El alcalde de Calvià, Carlos Delgado (PP), aseguró ayer que confía en que se llegue a un acuerdo en los próximos días con los sindicatos para resolver el malestar de los policías locales del municipio, que anteayer protagonizaron una protesta ante la sede consistorial en la que exigieron la dimisión del inspector jefe y reclamaron mejoras laborales.
Tras la firma de un convenio en Palma con la Conselleria de Turismo, Delgado declaró que "es la primera vez" que el colectivo policial calvianer "manifiesta su descontento", y aseguró que los puntos de discrepancia con los representantes sindicales se reducen al número de días seguidos que se puede trabajar.
"Están en su derecho de protestar. Las negociaciones siguen y confío en que se llegue a un acuerdo. No es un tema que me preocupe", dijo el primer edil.
Por otro lado, el principal partido de la oposición en Calvià, el PSOE, se refirió ayer también a la movilización de los agentes y aseguró que éstos padecen una situación "tensa y complicada" producto de la "politización extrema llevada a cabo por el equipo de gobierno municipal del PP".

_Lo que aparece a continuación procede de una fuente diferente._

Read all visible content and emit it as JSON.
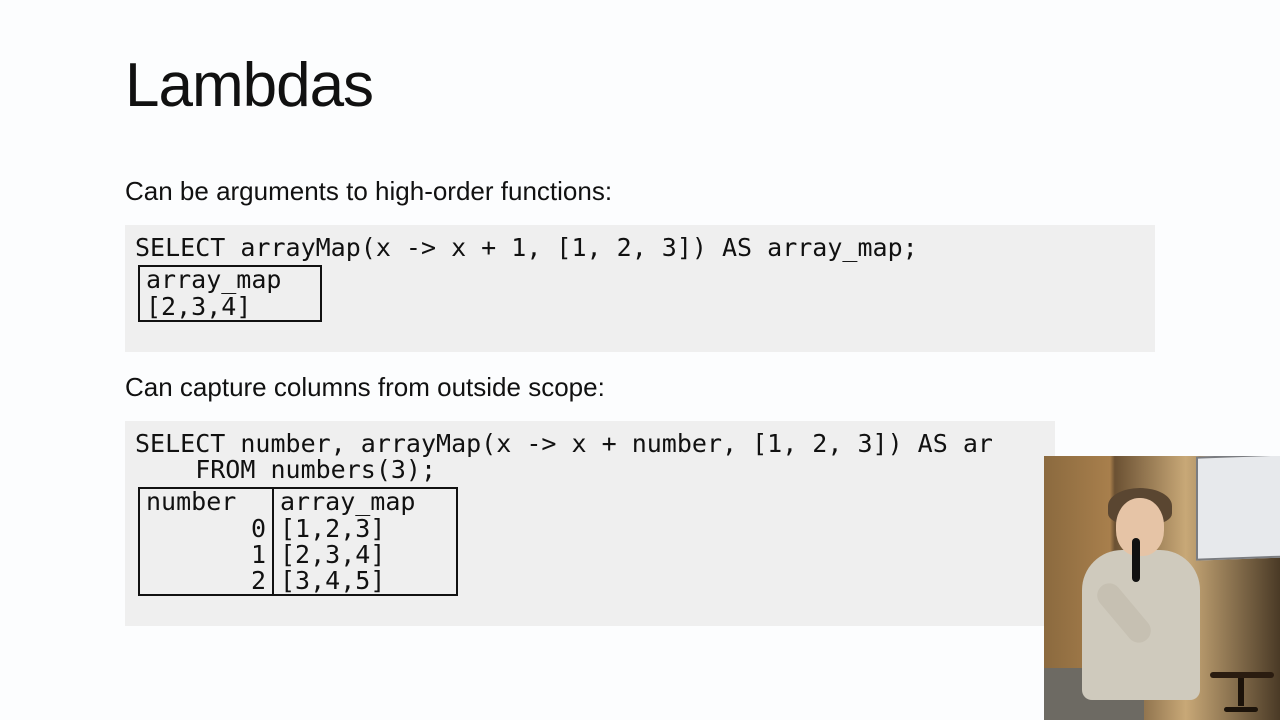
{
  "title": "Lambdas",
  "section1": {
    "lead": "Can be arguments to high-order functions:",
    "code": "SELECT arrayMap(x -> x + 1, [1, 2, 3]) AS array_map;",
    "result": {
      "header": "array_map",
      "value": "[2,3,4]"
    }
  },
  "section2": {
    "lead": "Can capture columns from outside scope:",
    "code_line1": "SELECT number, arrayMap(x -> x + number, [1, 2, 3]) AS ar",
    "code_line2": "    FROM numbers(3);",
    "result": {
      "headers": [
        "number",
        "array_map"
      ],
      "rows": [
        {
          "number": "0",
          "array_map": "[1,2,3]"
        },
        {
          "number": "1",
          "array_map": "[2,3,4]"
        },
        {
          "number": "2",
          "array_map": "[3,4,5]"
        }
      ]
    }
  }
}
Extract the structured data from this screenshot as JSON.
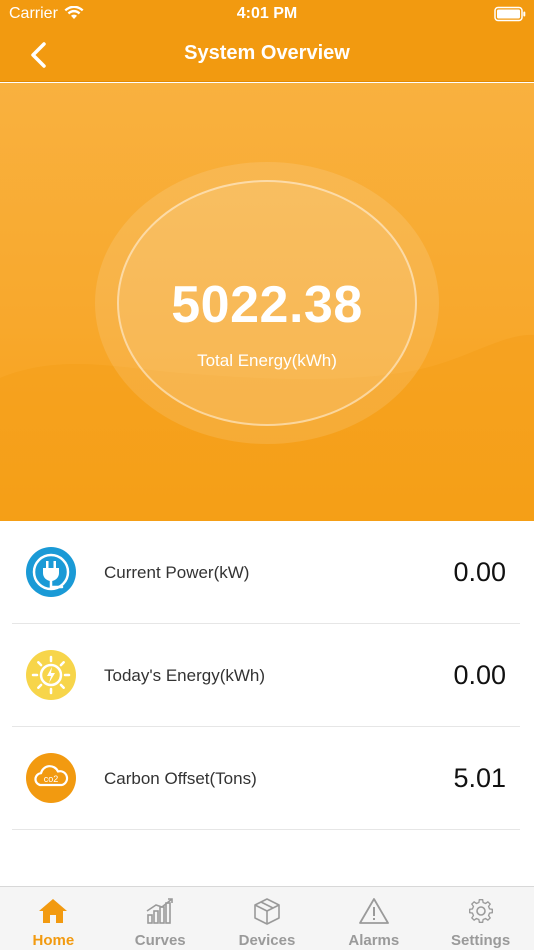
{
  "status_bar": {
    "carrier": "Carrier",
    "time": "4:01 PM"
  },
  "nav": {
    "title": "System Overview",
    "back_icon": "chevron-left-icon"
  },
  "hero": {
    "total_energy_value": "5022.38",
    "total_energy_label": "Total Energy(kWh)"
  },
  "stats": [
    {
      "icon": "plug-icon",
      "icon_color": "#1a9ad6",
      "label": "Current Power(kW)",
      "value": "0.00"
    },
    {
      "icon": "sun-bolt-icon",
      "icon_color": "#f7d54a",
      "label": "Today's Energy(kWh)",
      "value": "0.00"
    },
    {
      "icon": "co2-cloud-icon",
      "icon_color": "#f29a10",
      "label": "Carbon Offset(Tons)",
      "value": "5.01"
    }
  ],
  "tabs": [
    {
      "label": "Home",
      "icon": "home-icon",
      "active": true
    },
    {
      "label": "Curves",
      "icon": "chart-icon",
      "active": false
    },
    {
      "label": "Devices",
      "icon": "box-icon",
      "active": false
    },
    {
      "label": "Alarms",
      "icon": "warning-icon",
      "active": false
    },
    {
      "label": "Settings",
      "icon": "gear-icon",
      "active": false
    }
  ],
  "colors": {
    "accent": "#f29a10",
    "tab_inactive": "#9a9a9a"
  }
}
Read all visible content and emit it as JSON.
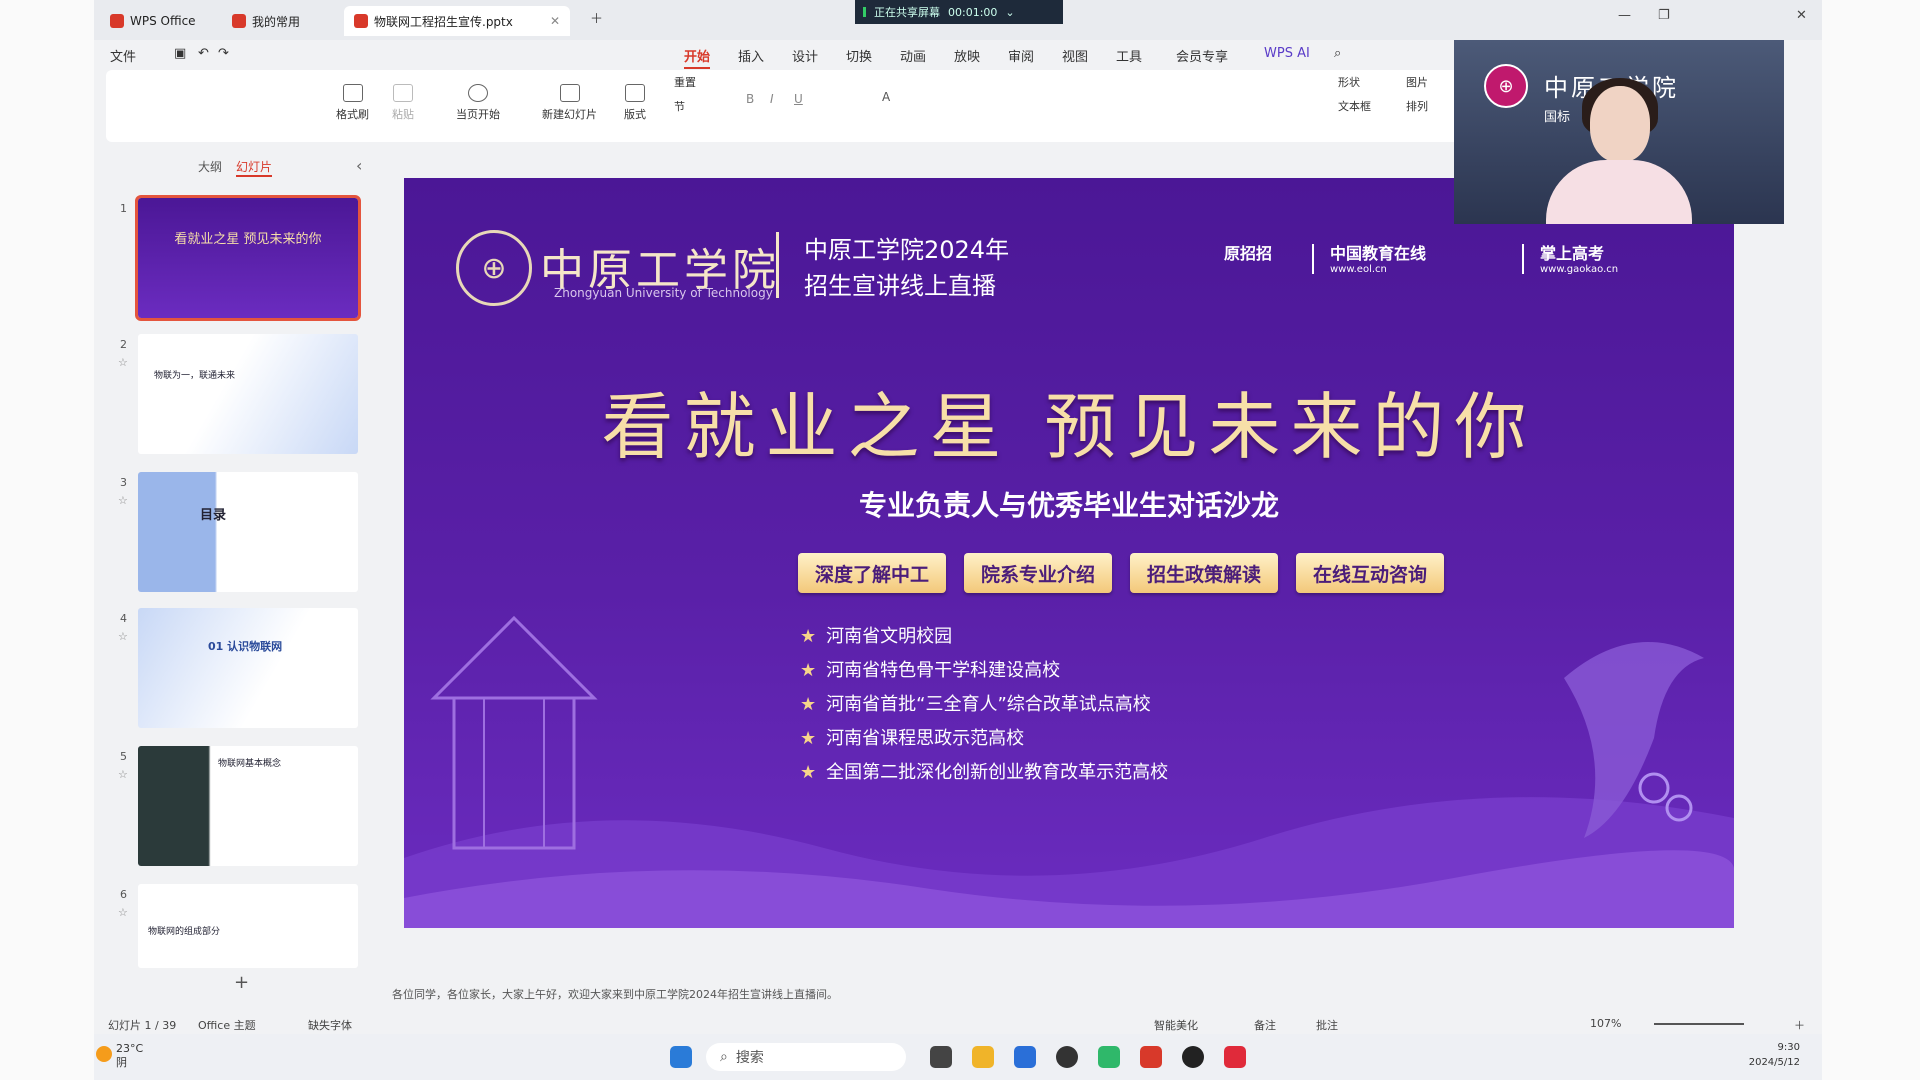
{
  "colors": {
    "accent": "#d8392a",
    "slide_bg": "#5a20a8",
    "title_gold": "#f7dfa8",
    "button_gold": "#f3c87a"
  },
  "tabs": [
    {
      "label": "WPS Office",
      "icon": "wps-icon"
    },
    {
      "label": "我的常用",
      "icon": "doc-icon"
    },
    {
      "label": "物联网工程招生宣传.pptx",
      "icon": "ppt-icon",
      "active": true
    }
  ],
  "recording": {
    "label": "正在共享屏幕",
    "time": "00:01:00"
  },
  "quick": {
    "file_label": "文件"
  },
  "menu": [
    "开始",
    "插入",
    "设计",
    "切换",
    "动画",
    "放映",
    "审阅",
    "视图",
    "工具",
    "会员专享"
  ],
  "wps_ai": "WPS AI",
  "ribbon": {
    "format_painter": "格式刷",
    "paste": "粘贴",
    "from_current": "当页开始",
    "new_slide": "新建幻灯片",
    "layout": "版式",
    "reset": "重置",
    "section": "节",
    "shape": "形状",
    "picture": "图片",
    "textbox": "文本框",
    "arrange": "排列"
  },
  "sidebar": {
    "tab_outline": "大纲",
    "tab_slides": "幻灯片",
    "thumbs": [
      {
        "num": "1",
        "caption": "看就业之星  预见未来的你"
      },
      {
        "num": "2",
        "caption": "物联为一，联通未来"
      },
      {
        "num": "3",
        "caption": "目录"
      },
      {
        "num": "4",
        "caption": "01  认识物联网"
      },
      {
        "num": "5",
        "caption": "物联网基本概念"
      },
      {
        "num": "6",
        "caption": "物联网的组成部分"
      }
    ],
    "add": "+"
  },
  "slide": {
    "school_cn": "中原工学院",
    "school_en": "Zhongyuan University of Technology",
    "event_line1": "中原工学院2024年",
    "event_line2": "招生宣讲线上直播",
    "partner1": "原招招",
    "partner2": "中国教育在线",
    "partner2_url": "www.eol.cn",
    "partner3": "掌上高考",
    "partner3_url": "www.gaokao.cn",
    "title": "看就业之星  预见未来的你",
    "subtitle": "专业负责人与优秀毕业生对话沙龙",
    "buttons": [
      "深度了解中工",
      "院系专业介绍",
      "招生政策解读",
      "在线互动咨询"
    ],
    "honors": [
      "河南省文明校园",
      "河南省特色骨干学科建设高校",
      "河南省首批“三全育人”综合改革试点高校",
      "河南省课程思政示范高校",
      "全国第二批深化创新创业教育改革示范高校"
    ]
  },
  "notes": "各位同学，各位家长，大家上午好，欢迎大家来到中原工学院2024年招生宣讲线上直播间。",
  "status": {
    "slide_count": "幻灯片 1 / 39",
    "theme": "Office 主题",
    "missing_font": "缺失字体",
    "beautify": "智能美化",
    "notes_btn": "备注",
    "comments_btn": "批注",
    "zoom": "107%"
  },
  "webcam": {
    "school": "中原工学院",
    "tag": "国标"
  },
  "taskbar": {
    "weather_temp": "23°C",
    "weather_text": "阴",
    "search_placeholder": "搜索",
    "time": "9:30",
    "date": "2024/5/12"
  }
}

En un comunicado, la formación socialista lamenta que en la Policía Local de Calvià una "minoría de enchufados asciendan con el único mérito de ser afiliados al Partido Popular".
Presión recaudatoria
Además, el PSOE apunta que, en los últimos tiempos, ha recibido quejas de agentes por la "fuerte presión recaudatoria que se les impone desde la dirección política". "No puede ser que, por la situación económica de deuda del Ayuntamiento provocada por los súper salarios de los 60 asesores de Delgado, ahora haya presiones y amenazas a los policías para que inflen a multas a ciudadanos y comerciantes", manifiesta el portavoz municipal socialista, Antoni Manchado, en declaraciones que recoge el comunicado.
La Policía Local de Calvià acordó la semana pasada inciar movilizaciones para denunciar lo que considera un incumplimiento del pacto de funcionarios. Los agentes reclaman la dimisión de su jefe, Jaume Marcó.